Vavilov: A New Framework for a New Decade of Judicial Review

  • January 13, 2020
  • Rachel Weiner


On December 19, 2019, the Supreme Court of Canada released its long-awaited decisions in the administrative law trilogy: Canada (Minister of Citizenship and Immigration) v Vavilov[1] and Bell Canada v Canada (Attorney General).[2] In Vavilov, a seven-judge majority articulated a new framework for judicial review of administrative decisions that the Court applied in the three appeals. Justices Abella and Karakatsanis concurred in Vavilov, but criticized the majority’s court-centric, interventionist approach. As #vavilov trended on Twitter and administrative lawyers gathered eagerly at holiday celebrations across the country, the judicial review party was just beginning – the very next day, the Supreme Court applied its new framework in another decision, Canada Post Corp v Canadian Union of Postal Workers.[3]

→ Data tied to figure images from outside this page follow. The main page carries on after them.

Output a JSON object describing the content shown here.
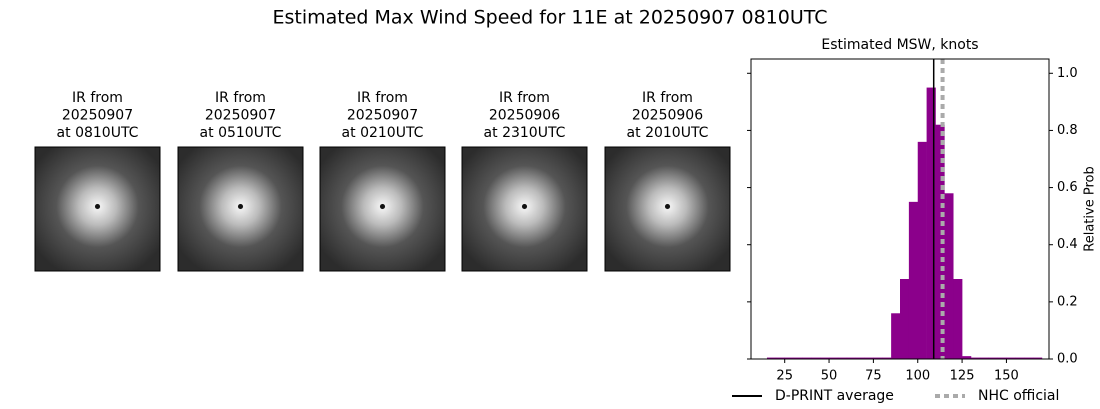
{
  "title": "Estimated Max Wind Speed for 11E at 20250907 0810UTC",
  "panels": [
    {
      "lines": [
        "IR from",
        "20250907",
        "at 0810UTC"
      ]
    },
    {
      "lines": [
        "IR from",
        "20250907",
        "at 0510UTC"
      ]
    },
    {
      "lines": [
        "IR from",
        "20250907",
        "at 0210UTC"
      ]
    },
    {
      "lines": [
        "IR from",
        "20250906",
        "at 2310UTC"
      ]
    },
    {
      "lines": [
        "IR from",
        "20250906",
        "at 2010UTC"
      ]
    }
  ],
  "chart_data": {
    "type": "histogram",
    "title": "Estimated MSW, knots",
    "y2_label": "Relative Prob",
    "color": "#8b008b",
    "bins": [
      15,
      20,
      25,
      30,
      35,
      40,
      45,
      50,
      55,
      60,
      65,
      70,
      75,
      80,
      85,
      90,
      95,
      100,
      105,
      110,
      115,
      120,
      125,
      130,
      135,
      140,
      145,
      150,
      155,
      160,
      165,
      170
    ],
    "values": [
      0.005,
      0.005,
      0.005,
      0.005,
      0.005,
      0.005,
      0.005,
      0.005,
      0.005,
      0.005,
      0.005,
      0.005,
      0.005,
      0.005,
      0.16,
      0.28,
      0.55,
      0.76,
      0.95,
      0.82,
      0.58,
      0.28,
      0.01,
      0.005,
      0.005,
      0.005,
      0.005,
      0.005,
      0.005,
      0.005,
      0.005
    ],
    "xlim": [
      6,
      174
    ],
    "xticks": [
      25,
      50,
      75,
      100,
      125,
      150
    ],
    "y2lim": [
      0,
      1.05
    ],
    "y2ticks": [
      {
        "value": 0,
        "label": "0.0"
      },
      {
        "value": 0.2,
        "label": "0.2"
      },
      {
        "value": 0.4,
        "label": "0.4"
      },
      {
        "value": 0.6,
        "label": "0.6"
      },
      {
        "value": 0.8,
        "label": "0.8"
      },
      {
        "value": 1,
        "label": "1.0"
      }
    ],
    "lines": [
      {
        "name": "D-PRINT average",
        "value": 109,
        "color": "#000000",
        "style": "solid"
      },
      {
        "name": "NHC official",
        "value": 114,
        "color": "#aaaaaa",
        "style": "dotted"
      }
    ],
    "legend": "bottom"
  }
}
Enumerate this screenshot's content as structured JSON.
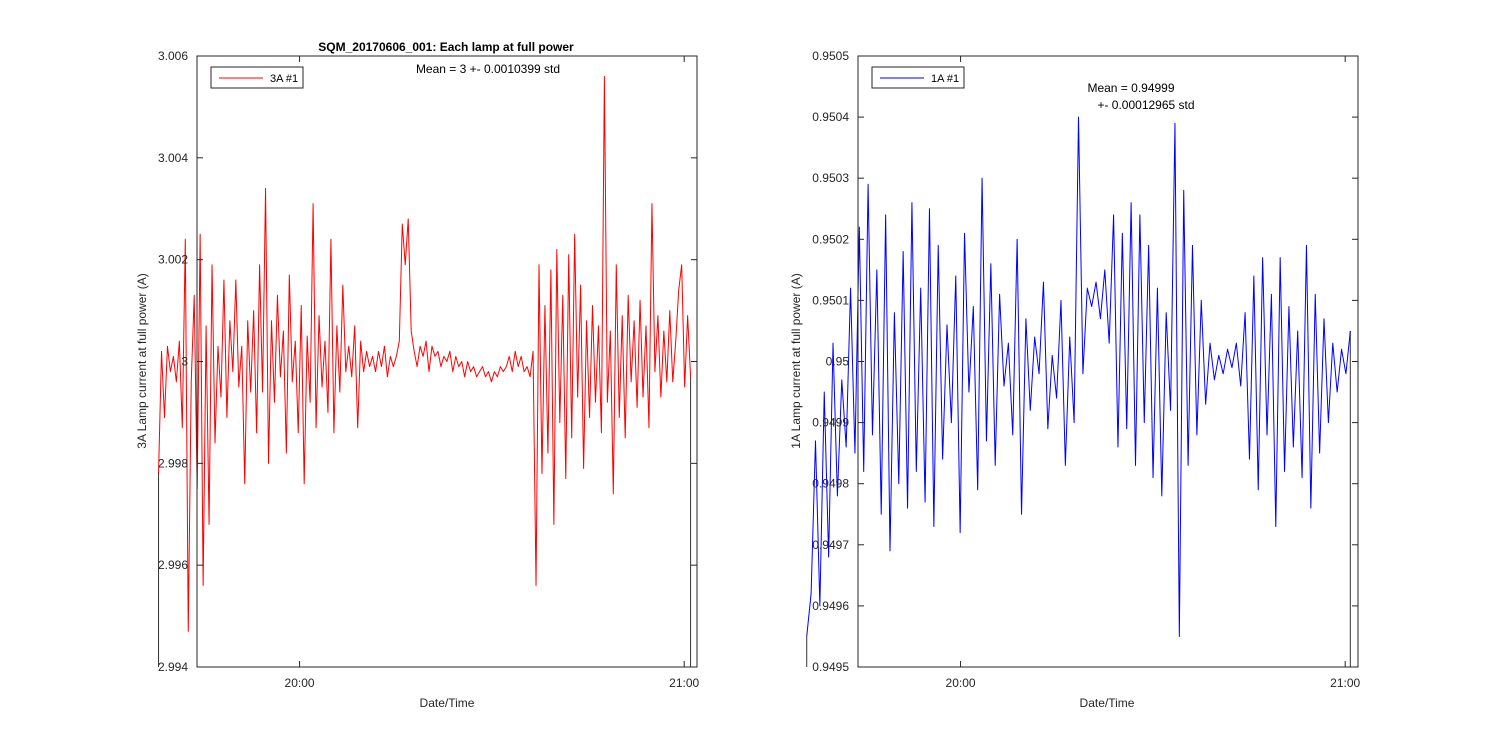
{
  "chart_data": [
    {
      "type": "line",
      "title": "SQM_20170606_001: Each lamp at full power",
      "xlabel": "Date/Time",
      "ylabel": "3A Lamp current at full power (A)",
      "xlim_minutes": [
        -16,
        62
      ],
      "xticks": [
        {
          "label": "20:00",
          "value": 0
        },
        {
          "label": "21:00",
          "value": 60
        }
      ],
      "ylim": [
        2.994,
        3.006
      ],
      "yticks": [
        2.994,
        2.996,
        2.998,
        3.0,
        3.002,
        3.004,
        3.006
      ],
      "ytick_labels": [
        "2.994",
        "2.996",
        "2.998",
        "3",
        "3.002",
        "3.004",
        "3.006"
      ],
      "legend": {
        "label": "3A #1",
        "location": "top-left"
      },
      "annotation": [
        "Mean = 3 +- 0.0010399 std"
      ],
      "series": [
        {
          "name": "3A #1",
          "color": "#ff0000",
          "x_start_minutes": -22.0,
          "x_end_minutes": 61.0,
          "values": [
            2.9978,
            3.0002,
            2.9989,
            3.0003,
            2.9998,
            3.0001,
            2.9996,
            3.0004,
            2.9987,
            3.0024,
            2.9947,
            2.9996,
            3.0013,
            2.9975,
            3.0025,
            2.9956,
            3.0007,
            2.9968,
            3.0019,
            2.9984,
            3.0003,
            2.9993,
            3.0016,
            2.9989,
            3.0008,
            2.9998,
            3.0016,
            2.9995,
            3.0003,
            2.9976,
            3.0008,
            2.9994,
            3.001,
            2.9986,
            3.0019,
            2.9994,
            3.0034,
            2.998,
            3.0008,
            2.9992,
            3.0013,
            2.9997,
            3.0006,
            2.9982,
            3.0017,
            2.9996,
            3.0004,
            2.9986,
            3.0011,
            2.9976,
            3.0005,
            2.9992,
            3.0031,
            2.9987,
            3.0009,
            2.9995,
            3.0004,
            2.999,
            3.0024,
            2.9986,
            3.0007,
            2.9994,
            3.0015,
            2.9998,
            3.0003,
            2.9997,
            3.0007,
            2.9987,
            3.0004,
            2.9998,
            3.0002,
            2.9999,
            3.0001,
            2.9998,
            3.0002,
            2.9999,
            3.0003,
            2.9997,
            3.0001,
            2.9999,
            3.0001,
            3.0004,
            3.0027,
            3.0019,
            3.0028,
            3.0006,
            3.0002,
            2.9999,
            3.0003,
            3.0001,
            3.0004,
            2.9998,
            3.0003,
            3.0001,
            3.0002,
            2.9999,
            3.0001,
            3.0,
            3.0002,
            2.9998,
            3.0001,
            2.9999,
            3.0,
            2.9997,
            3.0,
            2.9998,
            2.9999,
            2.9997,
            2.9998,
            2.9999,
            2.9997,
            2.9998,
            2.9996,
            2.9998,
            2.9997,
            2.9999,
            2.9998,
            2.9999,
            3.0001,
            2.9998,
            3.0002,
            2.9999,
            3.0001,
            2.9998,
            2.9999,
            2.9997,
            3.0002,
            2.9956,
            3.0019,
            2.9978,
            3.0011,
            2.9982,
            3.0018,
            2.9968,
            3.0022,
            2.9988,
            3.0013,
            2.9977,
            3.0021,
            2.9985,
            3.0025,
            2.9993,
            3.0015,
            2.9979,
            3.0008,
            2.9989,
            3.0011,
            2.9992,
            3.0007,
            2.9986,
            3.0056,
            2.9992,
            3.0006,
            2.9974,
            3.0019,
            2.9989,
            3.0009,
            2.9985,
            3.0013,
            2.9996,
            3.0008,
            2.9991,
            3.0012,
            2.9993,
            3.0007,
            2.9987,
            3.0031,
            2.9998,
            3.0009,
            2.9993,
            3.0006,
            2.9996,
            3.001,
            2.9996,
            3.0004,
            3.0014,
            3.0019,
            2.9995,
            3.0009,
            2.9997
          ]
        }
      ]
    },
    {
      "type": "line",
      "title": "",
      "xlabel": "Date/Time",
      "ylabel": "1A Lamp current at full power (A)",
      "xlim_minutes": [
        -16,
        62
      ],
      "xticks": [
        {
          "label": "20:00",
          "value": 0
        },
        {
          "label": "21:00",
          "value": 60
        }
      ],
      "ylim": [
        0.9495,
        0.9505
      ],
      "yticks": [
        0.9495,
        0.9496,
        0.9497,
        0.9498,
        0.9499,
        0.95,
        0.9501,
        0.9502,
        0.9503,
        0.9504,
        0.9505
      ],
      "ytick_labels": [
        "0.9495",
        "0.9496",
        "0.9497",
        "0.9498",
        "0.9499",
        "0.95",
        "0.9501",
        "0.9502",
        "0.9503",
        "0.9504",
        "0.9505"
      ],
      "legend": {
        "label": "1A #1",
        "location": "top-left"
      },
      "annotation": [
        "Mean = 0.94999",
        "+- 0.00012965 std"
      ],
      "series": [
        {
          "name": "1A #1",
          "color": "#0000ff",
          "x_start_minutes": -24.0,
          "x_end_minutes": 60.8,
          "values": [
            0.94955,
            0.94962,
            0.94987,
            0.9496,
            0.94995,
            0.94968,
            0.95003,
            0.94978,
            0.94997,
            0.94986,
            0.95012,
            0.94985,
            0.95022,
            0.94982,
            0.95029,
            0.94988,
            0.95015,
            0.94975,
            0.95024,
            0.94969,
            0.95008,
            0.9498,
            0.95018,
            0.94976,
            0.95026,
            0.94982,
            0.95012,
            0.94977,
            0.95025,
            0.94973,
            0.95019,
            0.94984,
            0.95006,
            0.9499,
            0.95014,
            0.94972,
            0.95021,
            0.94995,
            0.95009,
            0.94979,
            0.9503,
            0.94987,
            0.95016,
            0.94983,
            0.95011,
            0.94996,
            0.95003,
            0.94988,
            0.9502,
            0.94975,
            0.95007,
            0.94992,
            0.95004,
            0.94998,
            0.95013,
            0.94989,
            0.95001,
            0.94994,
            0.9501,
            0.94983,
            0.95004,
            0.9499,
            0.9504,
            0.94998,
            0.95012,
            0.95009,
            0.95013,
            0.95007,
            0.95015,
            0.95003,
            0.95024,
            0.94986,
            0.95021,
            0.94989,
            0.95026,
            0.94983,
            0.95024,
            0.9499,
            0.95019,
            0.94981,
            0.95012,
            0.94978,
            0.95008,
            0.94992,
            0.95039,
            0.94955,
            0.95028,
            0.94983,
            0.95019,
            0.94988,
            0.9501,
            0.94993,
            0.95003,
            0.94997,
            0.95001,
            0.94998,
            0.95002,
            0.94999,
            0.95003,
            0.94996,
            0.95008,
            0.94984,
            0.95014,
            0.94979,
            0.95017,
            0.94988,
            0.95011,
            0.94973,
            0.95017,
            0.94982,
            0.95009,
            0.94986,
            0.95005,
            0.94981,
            0.95019,
            0.94976,
            0.95011,
            0.94985,
            0.95007,
            0.9499,
            0.95003,
            0.94995,
            0.95002,
            0.94998,
            0.95005
          ]
        }
      ]
    }
  ]
}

In this article, I will summarize the revised framework in Vavilov, identify changes and uncertainties regarding the standard of review, and argue that the reasonableness standard is not significantly altered.

The Vavilov Framework Explained

The Vavilov standard of review framework addresses two questions: how to identify the appropriate standard of review, and how to apply it. In brief, the standard of review is presumed to be reasonableness unless legislative intent or the rule of law require further scrutiny. A reasonable decision is characterized by a sound reasoning process and outcome, as well as a justified analysis of the relevant legal and factual constraints. A detailed explanation of this framework follows.